When Apollo 17 left Earth in December 1972 for the moon, six men in a control room in Houston tracked every movement by hand, cross-checking calculations on paper and calling out numbers across the room. Fifty-three years later, four astronauts lifted off aboard Orion on Wednesday (April 1), headed for the same destination. This time, AI is in the room too, handling much of the heavy lifting.
Commander Reid Wiseman, Pilot Victor Glover, Mission Specialist Christina Koch and Canadian Space Agency astronaut Jeremy Hansen launched at 6:35 p.m. EDT on an approximately 10-day mission around the Moon and back, NASA confirmed on Thursday (April 2).
The mission is designed to validate everything the agency needs before it attempts a lunar landing, including life support, navigation, communication and crew systems in conditions that cannot be fully replicated on Earth.

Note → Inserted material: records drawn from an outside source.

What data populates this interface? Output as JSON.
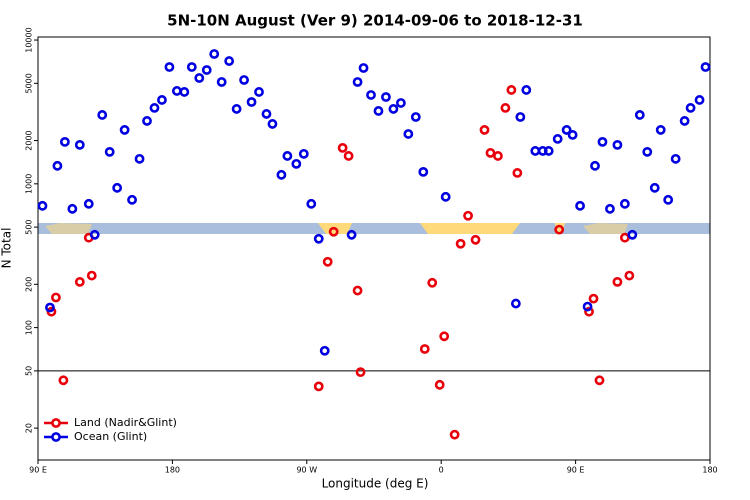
{
  "chart_data": {
    "type": "scatter",
    "title": "5N-10N August (Ver 9)   2014-09-06 to 2018-12-31",
    "xlabel": "Longitude (deg E)",
    "ylabel": "N Total",
    "log_y": true,
    "xlim": [
      90,
      540
    ],
    "ylim": [
      12,
      10500
    ],
    "xticks": [
      {
        "value": 90,
        "label": "90 E"
      },
      180,
      {
        "value": 270,
        "label": "90 W"
      },
      {
        "value": 360,
        "label": "0"
      },
      {
        "value": 450,
        "label": "90 E"
      },
      {
        "value": 540,
        "label": "180"
      }
    ],
    "yticks": [
      20,
      50,
      100,
      200,
      500,
      1000,
      2000,
      5000,
      10000
    ],
    "hline": 50,
    "legend": "lower left",
    "series": [
      {
        "name": "Land (Nadir&Glint)",
        "color": "#e8000b",
        "x": [
          99,
          102,
          107,
          118,
          124,
          126,
          288,
          284,
          294,
          298,
          278,
          304,
          306,
          349,
          354,
          359,
          362,
          369,
          373,
          378,
          383,
          389,
          393,
          398,
          403,
          407,
          411,
          439,
          459,
          462,
          466,
          478,
          483,
          486
        ],
        "values": [
          129,
          162,
          43,
          208,
          422,
          230,
          464,
          287,
          1778,
          1563,
          39,
          181,
          49,
          71,
          205,
          40,
          87,
          18,
          383,
          600,
          408,
          2371,
          1640,
          1563,
          3373,
          4497,
          1191,
          480,
          129,
          159,
          43,
          208,
          422,
          230
        ]
      },
      {
        "name": "Ocean (Glint)",
        "color": "#0000e0",
        "x": [
          93,
          98,
          103,
          108,
          113,
          118,
          124,
          128,
          133,
          138,
          143,
          148,
          153,
          158,
          163,
          168,
          173,
          178,
          183,
          188,
          193,
          198,
          203,
          208,
          213,
          218,
          223,
          228,
          233,
          238,
          243,
          247,
          253,
          257,
          263,
          268,
          273,
          278,
          282,
          300,
          304,
          308,
          313,
          318,
          323,
          328,
          333,
          338,
          343,
          348,
          363,
          410,
          413,
          417,
          423,
          428,
          432,
          438,
          444,
          448,
          453,
          458,
          463,
          468,
          473,
          478,
          483,
          488,
          493,
          498,
          503,
          507,
          512,
          517,
          523,
          527,
          533,
          537
        ],
        "values": [
          703,
          138,
          1334,
          1957,
          670,
          1866,
          726,
          442,
          3013,
          1668,
          938,
          2371,
          774,
          1492,
          2738,
          3373,
          3831,
          6493,
          4425,
          4356,
          6493,
          5447,
          6190,
          8000,
          5109,
          7144,
          3318,
          5275,
          3707,
          4356,
          3063,
          2610,
          1155,
          1563,
          1377,
          1616,
          726,
          415,
          69,
          442,
          5109,
          6393,
          4150,
          3213,
          4016,
          3318,
          3651,
          2222,
          2917,
          1211,
          812,
          147,
          2917,
          4497,
          1694,
          1694,
          1694,
          2053,
          2371,
          2189,
          703,
          140,
          1334,
          1957,
          670,
          1866,
          726,
          442,
          3013,
          1668,
          938,
          2371,
          774,
          1492,
          2738,
          3373,
          3831,
          6493
        ]
      }
    ]
  }
}
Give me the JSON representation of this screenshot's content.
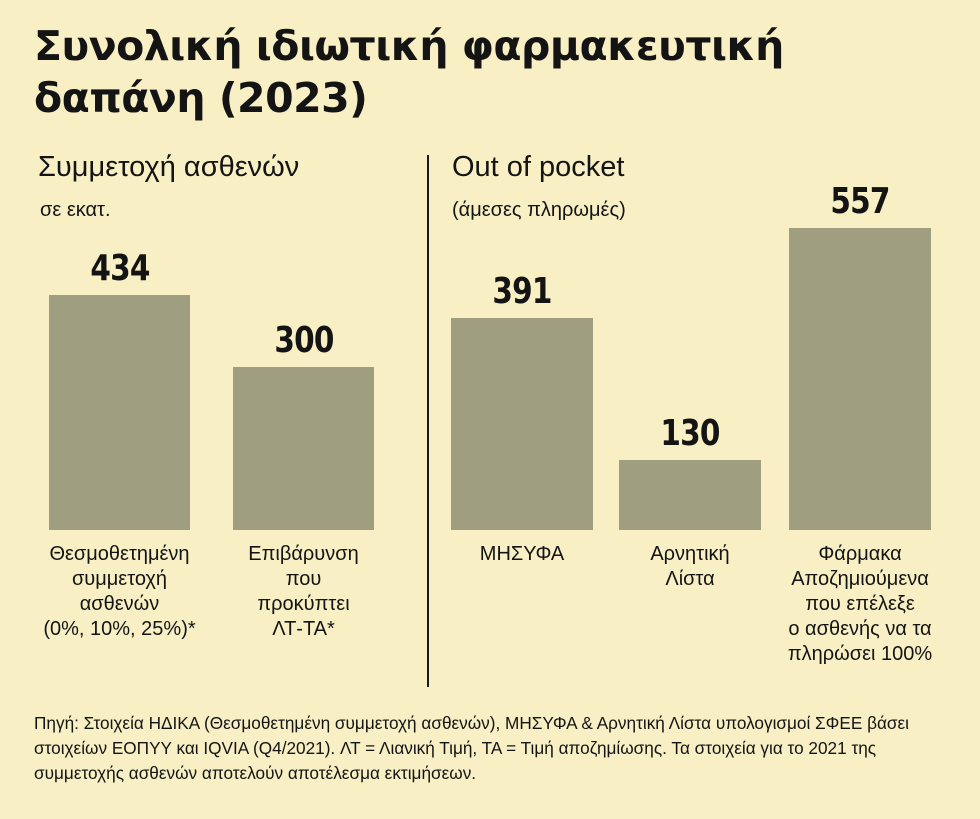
{
  "title": "Συνολική ιδιωτική φαρμακευτική δαπάνη (2023)",
  "left_panel": {
    "heading": "Συμμετοχή ασθενών",
    "note": "σε εκατ."
  },
  "right_panel": {
    "heading": "Out of pocket",
    "note": "(άμεσες πληρωμές)"
  },
  "source": "Πηγή: Στοιχεία ΗΔΙΚΑ (Θεσμοθετημένη συμμετοχή ασθενών), ΜΗΣΥΦΑ & Αρνητική Λίστα υπολογισμοί ΣΦΕΕ βάσει στοιχείων ΕΟΠΥΥ και IQVIA (Q4/2021). ΛΤ = Λιανική Τιμή, ΤΑ = Τιμή αποζημίωσης. Τα στοιχεία για το 2021 της συμμετοχής ασθενών αποτελούν αποτέλεσμα εκτιμήσεων.",
  "colors": {
    "background": "#f8efc4",
    "bar": "#9f9e80",
    "text": "#141414"
  },
  "chart_data": [
    {
      "type": "bar",
      "title": "Συμμετοχή ασθενών",
      "ylabel": "σε εκατ.",
      "categories": [
        "Θεσμοθετημένη\nσυμμετοχή\nασθενών\n(0%, 10%, 25%)*",
        "Επιβάρυνση\nπου\nπροκύπτει\nΛΤ-ΤΑ*"
      ],
      "values": [
        434,
        300
      ],
      "value_labels": [
        "434",
        "300"
      ],
      "ylim": [
        0,
        557
      ],
      "grid": false
    },
    {
      "type": "bar",
      "title": "Out of pocket",
      "ylabel": "(άμεσες πληρωμές)",
      "categories": [
        "ΜΗΣΥΦΑ",
        "Αρνητική\nΛίστα",
        "Φάρμακα\nΑποζημιούμενα\nπου επέλεξε\nο ασθενής να τα\nπληρώσει 100%"
      ],
      "values": [
        391,
        130,
        557
      ],
      "value_labels": [
        "391",
        "130",
        "557"
      ],
      "ylim": [
        0,
        557
      ],
      "grid": false
    }
  ]
}
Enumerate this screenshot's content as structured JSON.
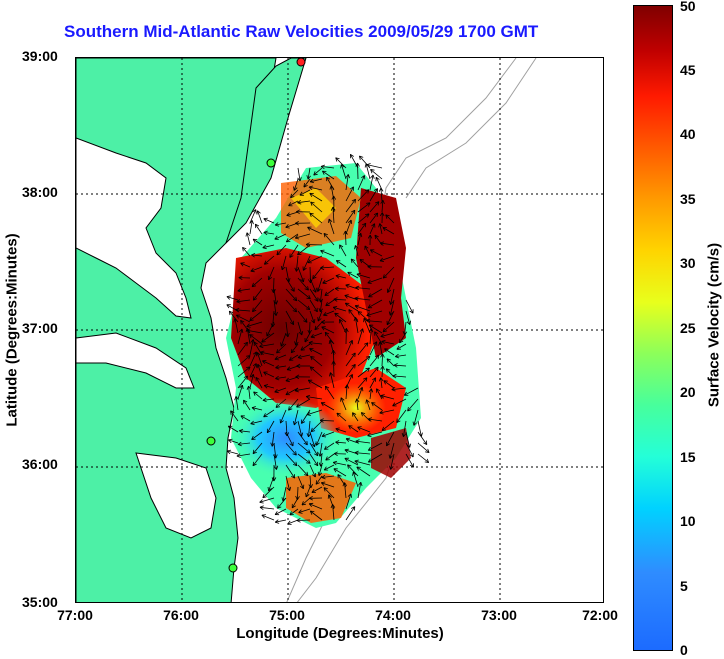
{
  "title": "Southern Mid-Atlantic Raw Velocities 2009/05/29 1700 GMT",
  "xlabel": "Longitude (Degrees:Minutes)",
  "ylabel": "Latitude (Degrees:Minutes)",
  "x_ticks": [
    "77:00",
    "76:00",
    "75:00",
    "74:00",
    "73:00",
    "72:00"
  ],
  "y_ticks": [
    "39:00",
    "38:00",
    "37:00",
    "36:00",
    "35:00"
  ],
  "colorbar": {
    "label": "Surface Velocity (cm/s)",
    "ticks": [
      "50",
      "45",
      "40",
      "35",
      "30",
      "25",
      "20",
      "15",
      "10",
      "5",
      "0"
    ],
    "range": [
      0,
      50
    ]
  },
  "colors": {
    "title": "#1a1aff",
    "land": "#4df0a6",
    "coastline": "#000000",
    "bathymetry": "#a0a0a0",
    "station_markers": "#3cff3c",
    "station_marker_red": "#ff2020"
  },
  "axis_ranges": {
    "longitude": [
      -77,
      -72
    ],
    "latitude": [
      35,
      39
    ]
  },
  "grid": "dotted"
}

Running underneath all of it is a layer of machine intelligence that is doing work no Apollo crew ever had available to them, and that is redefining what human spaceflight could look like.
The Spacecraft That Monitors Itself
For most of its journey, the trajectory and life-support monitoring of the spacecraft is handled by advanced algorithms rather than human operators. The mission relies on digital twin simulations and AI systems that watch over life support and plot trajectories in real time, a continuous layer of oversight that would have required dozens of additional specialists in the Apollo era, according to WION News,
Aerospace infrastructure firm Redwire said in a Monday release that its camera system aboard Orion comprises 11 internal and external cameras that automatically feed imagery into a navigation system tracking Orion’s position and velocity relative to Earth.
Before launch, engineers and astronauts ran full mission simulations inside a one-to-one replica of the spacecraft, rehearsing failure scenarios they could not otherwise test, Lockheed Martin said in February. The onboard computers are built to keep those systems running even under the high radiation conditions of deep space, using a cross-checking mechanism where any affected processor is outvoted by its peers, according to WION News.
Why the Distance Changes Everything
The deeper shift Artemis II represents is about a constraint Apollo never had to solve at this scale. The farther a crewed spacecraft travels from Earth, the less useful ground control becomes.
During the lunar flyby, the crew will lose contact with Earth for up to 50 minutes. At Mars distances, that gap stretches to hours each way. AI running directly on the spacecraft allows Orion to detect anomalies and respond without waiting for Houston, as covered by Aeronautics and Defence Technologies.
The Economy Behind the Mission
Artemis II did not arrive at this level of ambition in a vacuum.
The space economy reached a record $613 billion in value in 2024, with McKinsey estimating it could grow to $1.8 trillion by 2035, according to the Brookings Institution. The number of satellites in orbit is approaching 15,000 and is projected to reach 100,000 by 2030, while NASA’s Earth observation archive has already surpassed 100 petabytes. At that volume, no ground team can keep pace without AI doing the processing.
As missions like Artemis II grow in complexity, AI running directly on spacecraft rather than routing decisions back to Earth is becoming foundational to how space exploration operates, HPCwire reported.
The governance questions are moving just as fast. The United Nations Office for Outer Space Affairs has called for frameworks that pre-authorize AI decisions within defined parameters for deep-space missions where real-time human intervention is impossible, according to the Brookings Institution.
The question is no longer whether AI will make decisions in space. It is under what conditions and with what safeguards. What Artemis II is doing above the moon this week is providing the first full-scale answer, with four lives depending on getting it right.